L'Iran "demande des compensations pour les dommages qu'ils ont subis pendant les cinq mois de conflit militaire", a écrit Donald Trump, "bien que cela n'ait jamais été évoqué dans aucune de nos négociations ou réunions."

"Mais c'est une idée intéressante parce que, de la même manière, je demande moi aussi des compensations à l'Iran, pour tous les gens qu'ils ont tués et blessés" dans des attaques et "conflits", dont "les familles de ceux tués sur l'USS Cole", un navire de guerre américain frappé par un attentat meurtrier en 2000 au Yémen, a ajouté le milliardaire républicain.

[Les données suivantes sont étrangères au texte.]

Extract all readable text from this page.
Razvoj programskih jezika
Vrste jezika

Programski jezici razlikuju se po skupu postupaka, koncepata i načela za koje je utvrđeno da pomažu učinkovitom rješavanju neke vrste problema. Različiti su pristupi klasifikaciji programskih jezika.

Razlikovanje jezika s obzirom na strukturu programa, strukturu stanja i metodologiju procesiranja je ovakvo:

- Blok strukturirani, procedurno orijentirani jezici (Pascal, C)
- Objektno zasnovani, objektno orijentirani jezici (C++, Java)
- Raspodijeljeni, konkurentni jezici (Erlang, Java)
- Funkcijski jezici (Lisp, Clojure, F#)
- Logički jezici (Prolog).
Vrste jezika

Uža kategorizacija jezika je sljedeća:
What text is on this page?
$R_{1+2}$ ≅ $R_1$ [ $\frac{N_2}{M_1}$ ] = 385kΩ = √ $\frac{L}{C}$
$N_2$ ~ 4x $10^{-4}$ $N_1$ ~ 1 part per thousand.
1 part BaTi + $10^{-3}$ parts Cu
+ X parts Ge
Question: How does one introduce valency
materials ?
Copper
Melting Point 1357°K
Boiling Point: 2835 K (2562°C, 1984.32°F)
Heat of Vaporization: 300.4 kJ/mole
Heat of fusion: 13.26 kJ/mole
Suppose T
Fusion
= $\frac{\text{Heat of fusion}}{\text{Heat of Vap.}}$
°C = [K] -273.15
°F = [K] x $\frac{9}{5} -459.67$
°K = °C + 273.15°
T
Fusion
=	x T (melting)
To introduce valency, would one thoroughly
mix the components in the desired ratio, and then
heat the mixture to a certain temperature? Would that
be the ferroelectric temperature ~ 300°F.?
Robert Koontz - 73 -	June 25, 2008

Donald Trump a ajouté que "des compensations devraient être versées pour les familles des centaines de milliers de manifestants innocents que l'Iran a tués ces dernières cinquante années, sans même parler des 52.000 tués ces cinq derniers mois".

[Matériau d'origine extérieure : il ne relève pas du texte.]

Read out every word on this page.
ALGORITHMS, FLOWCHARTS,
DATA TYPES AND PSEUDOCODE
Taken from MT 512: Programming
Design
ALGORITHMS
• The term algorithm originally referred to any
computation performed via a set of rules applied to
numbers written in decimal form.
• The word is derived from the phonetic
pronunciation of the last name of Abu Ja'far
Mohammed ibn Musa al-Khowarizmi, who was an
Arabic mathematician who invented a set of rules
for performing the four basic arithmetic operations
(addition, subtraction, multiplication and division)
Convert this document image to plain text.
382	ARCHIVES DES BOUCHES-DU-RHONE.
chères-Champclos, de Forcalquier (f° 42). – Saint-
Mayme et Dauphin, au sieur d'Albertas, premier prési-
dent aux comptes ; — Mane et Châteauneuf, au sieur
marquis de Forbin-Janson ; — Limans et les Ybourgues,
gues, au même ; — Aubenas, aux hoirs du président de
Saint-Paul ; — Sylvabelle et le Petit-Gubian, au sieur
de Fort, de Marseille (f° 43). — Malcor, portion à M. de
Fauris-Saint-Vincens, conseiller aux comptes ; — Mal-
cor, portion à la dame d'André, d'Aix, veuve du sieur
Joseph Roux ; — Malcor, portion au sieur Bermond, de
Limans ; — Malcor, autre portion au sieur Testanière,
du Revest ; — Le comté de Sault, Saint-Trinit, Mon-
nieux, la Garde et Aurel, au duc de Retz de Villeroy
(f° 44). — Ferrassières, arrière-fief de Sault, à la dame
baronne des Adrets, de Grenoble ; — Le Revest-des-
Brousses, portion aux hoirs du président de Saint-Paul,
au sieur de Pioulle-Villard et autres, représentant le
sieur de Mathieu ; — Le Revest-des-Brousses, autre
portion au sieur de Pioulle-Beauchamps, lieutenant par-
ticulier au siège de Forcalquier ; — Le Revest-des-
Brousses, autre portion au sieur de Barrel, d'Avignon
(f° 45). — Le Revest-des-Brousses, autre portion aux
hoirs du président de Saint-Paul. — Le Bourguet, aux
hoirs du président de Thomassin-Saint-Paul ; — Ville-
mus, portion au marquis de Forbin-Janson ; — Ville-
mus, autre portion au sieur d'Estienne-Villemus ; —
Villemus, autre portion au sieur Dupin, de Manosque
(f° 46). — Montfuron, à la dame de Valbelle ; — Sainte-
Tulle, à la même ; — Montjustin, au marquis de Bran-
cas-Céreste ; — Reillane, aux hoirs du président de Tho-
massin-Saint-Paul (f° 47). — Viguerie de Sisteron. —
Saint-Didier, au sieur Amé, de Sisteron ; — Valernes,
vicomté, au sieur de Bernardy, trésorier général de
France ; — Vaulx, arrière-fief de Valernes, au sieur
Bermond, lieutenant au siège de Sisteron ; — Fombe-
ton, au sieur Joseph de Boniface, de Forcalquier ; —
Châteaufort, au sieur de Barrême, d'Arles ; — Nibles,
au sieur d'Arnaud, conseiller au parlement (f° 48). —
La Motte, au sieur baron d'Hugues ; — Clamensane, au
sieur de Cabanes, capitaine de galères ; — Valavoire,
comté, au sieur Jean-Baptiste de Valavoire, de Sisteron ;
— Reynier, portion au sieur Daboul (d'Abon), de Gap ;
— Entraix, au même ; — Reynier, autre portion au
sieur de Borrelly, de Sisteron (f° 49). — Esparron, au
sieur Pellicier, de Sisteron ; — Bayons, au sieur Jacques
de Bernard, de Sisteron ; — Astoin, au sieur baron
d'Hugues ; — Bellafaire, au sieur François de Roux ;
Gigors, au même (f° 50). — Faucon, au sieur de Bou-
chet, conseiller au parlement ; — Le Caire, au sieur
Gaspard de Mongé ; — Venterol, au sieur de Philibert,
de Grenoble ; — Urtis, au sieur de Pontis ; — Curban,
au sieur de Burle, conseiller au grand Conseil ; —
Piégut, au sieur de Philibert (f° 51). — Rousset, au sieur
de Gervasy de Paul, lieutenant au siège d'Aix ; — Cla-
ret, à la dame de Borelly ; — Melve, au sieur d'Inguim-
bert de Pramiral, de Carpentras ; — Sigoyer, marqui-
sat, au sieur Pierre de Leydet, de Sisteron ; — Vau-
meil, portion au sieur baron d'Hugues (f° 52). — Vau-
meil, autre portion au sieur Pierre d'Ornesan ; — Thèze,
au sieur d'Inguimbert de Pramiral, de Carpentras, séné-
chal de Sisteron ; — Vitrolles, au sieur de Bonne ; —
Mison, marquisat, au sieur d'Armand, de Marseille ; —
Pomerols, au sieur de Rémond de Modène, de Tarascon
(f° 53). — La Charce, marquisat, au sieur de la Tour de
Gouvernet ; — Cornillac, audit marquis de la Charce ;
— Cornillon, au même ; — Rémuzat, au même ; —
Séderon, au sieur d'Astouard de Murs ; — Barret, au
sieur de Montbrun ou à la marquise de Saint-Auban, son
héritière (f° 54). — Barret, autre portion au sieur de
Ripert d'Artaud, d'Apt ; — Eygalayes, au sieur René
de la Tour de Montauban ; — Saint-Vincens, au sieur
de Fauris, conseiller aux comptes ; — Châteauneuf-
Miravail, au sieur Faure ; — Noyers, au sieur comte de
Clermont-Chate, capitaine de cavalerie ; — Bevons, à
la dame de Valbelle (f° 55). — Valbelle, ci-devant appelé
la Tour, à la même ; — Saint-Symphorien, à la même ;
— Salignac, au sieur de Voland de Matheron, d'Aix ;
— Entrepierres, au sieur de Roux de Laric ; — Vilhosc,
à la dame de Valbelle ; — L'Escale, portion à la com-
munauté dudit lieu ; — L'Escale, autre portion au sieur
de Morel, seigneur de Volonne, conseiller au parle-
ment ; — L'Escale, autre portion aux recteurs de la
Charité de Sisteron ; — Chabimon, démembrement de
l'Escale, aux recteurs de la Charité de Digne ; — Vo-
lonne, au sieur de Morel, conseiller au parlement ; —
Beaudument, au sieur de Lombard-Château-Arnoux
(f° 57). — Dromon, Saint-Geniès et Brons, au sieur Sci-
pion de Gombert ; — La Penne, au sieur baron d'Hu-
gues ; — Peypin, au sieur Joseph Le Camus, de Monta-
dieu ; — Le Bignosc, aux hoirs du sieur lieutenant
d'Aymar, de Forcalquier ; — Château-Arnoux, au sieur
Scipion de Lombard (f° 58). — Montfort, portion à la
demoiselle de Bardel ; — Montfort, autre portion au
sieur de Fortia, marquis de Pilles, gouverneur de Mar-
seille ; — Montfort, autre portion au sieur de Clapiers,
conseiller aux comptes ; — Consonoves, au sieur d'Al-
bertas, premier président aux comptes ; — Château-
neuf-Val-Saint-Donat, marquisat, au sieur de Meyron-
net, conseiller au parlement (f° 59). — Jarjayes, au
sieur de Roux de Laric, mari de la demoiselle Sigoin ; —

Un peu plus tard, dans une autre publication, le président octogénaire a jugé que l'Iran devait être tenu "responsable des dégâts et morts causés au Liban, en Syrie, au Yémen et à Gaza".

Ces nouvelles exigences de l'imprévisible dirigeant américain risquent de mettre hors de portée un accord rapide sur le détroit d'Ormuz, qui paraissait déjà bien improbable alors que l'Iran exige de son côté l'acceptation par Washington de "toutes" ses conditions.

Téhéran juge que les Etats-Unis doivent "mettre fin définitivement à la guerre et à l'agression" contre l'Iran et ses alliés, y compris au Yémen et en Irak, lever leur blocus des ports iraniens, "indemniser intégralement l'Iran pour les dommages causés" par les hostilités, lever les sanctions contre l'économie et débloquer "sans condition" les avoirs iraniens gelés.

Dimanche, Donald Trump a laissé entendre qu'il n'avait besoin d'engager ni une offensive militaire majeure ni un effort diplomatique particulier, en assurant qu'il lui suffisait d'"observer" les difficultés économiques de l'Iran.